Understanding your electricity bill charges
Your monthly power bill is dependent on several factors, and fully understanding the charges and fees is an important part of how you budget for your electricity bill.
In recent months, Kenyans have been forced to dig deeper into their pockets as electricity prices surge owing to a biting drought that has reduced hydropower generation, driving increased uptake of expensive thermal power as fuel prices remain high.
For instance, in February, a breakdown of Ksh100 worth of tokens was as follows;
KPLC Token. MtrNo:46*********
Fuel Energy Charge:33.45
A few weeks ago, EPRA raised the fuel cost charge to KShs8.3 per kilowatt-hour (kWh) up from KShs6.59 per unit in February. This is the highest rate of the fuel energy component since June 2012 when it hit a record KShs9.03/kWh. The regulator also raised the forex adjustment component to KShs2.16 per unit from KShs1.85 per unit last month due to the weakening of the Kenyan Shilling against the US dollar.
This implies that consumers will be getting fewer units of electricity for the same amount of money compared to previous months. This is clearly illustrated by the latest bills consumers are receiving adding pressure on them as they heave under the rising burden of the high cost of living.
In March, a breakdown of Ksh100 worth of token is as follows;
KPLC Token. MtrNo:46**********
Fuel Energy Charge:37.73
EPRA Charge: 0.13
Figures from the Energy & Petroleum Regulatory Authority (EPRA) show hydropower generation dropped sharply to 112.7 million units in February from 184.68 million units in January. Hydro is the country’s second largest power source after geothermal.
As a result, understanding your pre-paid or post-paid charges is very critical.
To better understand the pricing structure, here is a breakdown of the billing structure.
Balance brought forward: This is your previous bill balance. If it’s already been settled, that payment is reflected here.
Consumption: This is your electricity consumption within the billing period or prepaid vending month in kilowatt hours and shillings.
Fuel Cost Charge: This is the money used for generation of electricity from thermal power plants. It varies monthly depending on the quantity of thermal generation and the cost of fuel.
Forex Adjustment: The foreign exchange component is related to the fluctuation of hard currencies against the Kenyan Shilling for expenditure denominated in these currencies related to the power sector (like project loan repayments).
Inflation adjustment: Varies according to the domestic and international inflation on cost of supply.
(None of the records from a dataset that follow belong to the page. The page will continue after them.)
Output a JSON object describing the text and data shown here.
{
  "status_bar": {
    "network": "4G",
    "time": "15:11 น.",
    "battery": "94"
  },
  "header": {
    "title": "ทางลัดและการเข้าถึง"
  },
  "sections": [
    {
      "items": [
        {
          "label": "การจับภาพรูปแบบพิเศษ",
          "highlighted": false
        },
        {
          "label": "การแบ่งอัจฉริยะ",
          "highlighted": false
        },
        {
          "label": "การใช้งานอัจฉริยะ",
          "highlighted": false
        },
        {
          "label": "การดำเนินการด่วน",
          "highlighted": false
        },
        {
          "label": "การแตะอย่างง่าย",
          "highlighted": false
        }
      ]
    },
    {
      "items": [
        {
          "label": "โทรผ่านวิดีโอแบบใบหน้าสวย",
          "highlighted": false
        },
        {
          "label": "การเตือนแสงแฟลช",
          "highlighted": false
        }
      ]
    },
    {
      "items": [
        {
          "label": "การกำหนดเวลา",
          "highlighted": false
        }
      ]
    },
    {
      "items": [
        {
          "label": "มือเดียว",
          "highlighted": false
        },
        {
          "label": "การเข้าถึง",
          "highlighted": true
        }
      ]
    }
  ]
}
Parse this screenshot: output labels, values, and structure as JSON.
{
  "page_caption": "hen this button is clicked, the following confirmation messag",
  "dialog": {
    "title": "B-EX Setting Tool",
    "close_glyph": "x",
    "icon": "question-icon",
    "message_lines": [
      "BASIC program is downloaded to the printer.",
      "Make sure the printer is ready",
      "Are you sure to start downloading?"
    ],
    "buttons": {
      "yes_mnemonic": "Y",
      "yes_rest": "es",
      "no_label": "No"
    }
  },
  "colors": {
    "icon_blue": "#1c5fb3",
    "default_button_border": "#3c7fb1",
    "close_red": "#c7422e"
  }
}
It is adjusted after every six months starting from the 1st of January.
ERC Levy: Is currently set at 3 cents per kilowatt hour and is passed to the Energy Regulatory Commission (ERC) to cover its operational costs.
REP Levy: This is currently set at 5 percent of the cost of the units consumed and is passed to the Rural Electrification Authority (REA) for implementation of Rural Electrification Projects.
WRA Levy: Is currently set at 0.05 cents per kilowatt hour and is passed to the Water Resource Authority (WRA) for hydro-power generation of 1 Megawatt and above. In the pre-paid token receipts WRA levy is combined with the ERC levy.
V.A.T: Is currently set at 16 percent and is applicable to consumption, fuel cost charge and forex adjustment.
Payments: This the payment received for your previous bill.
However, Kenya Power has stopped giving a detailed breakdown of power bills. Instead, the utility firm now shows customers only the amount spent, units received, token amount and a lump sum of all the pass-through cost under “other charges”.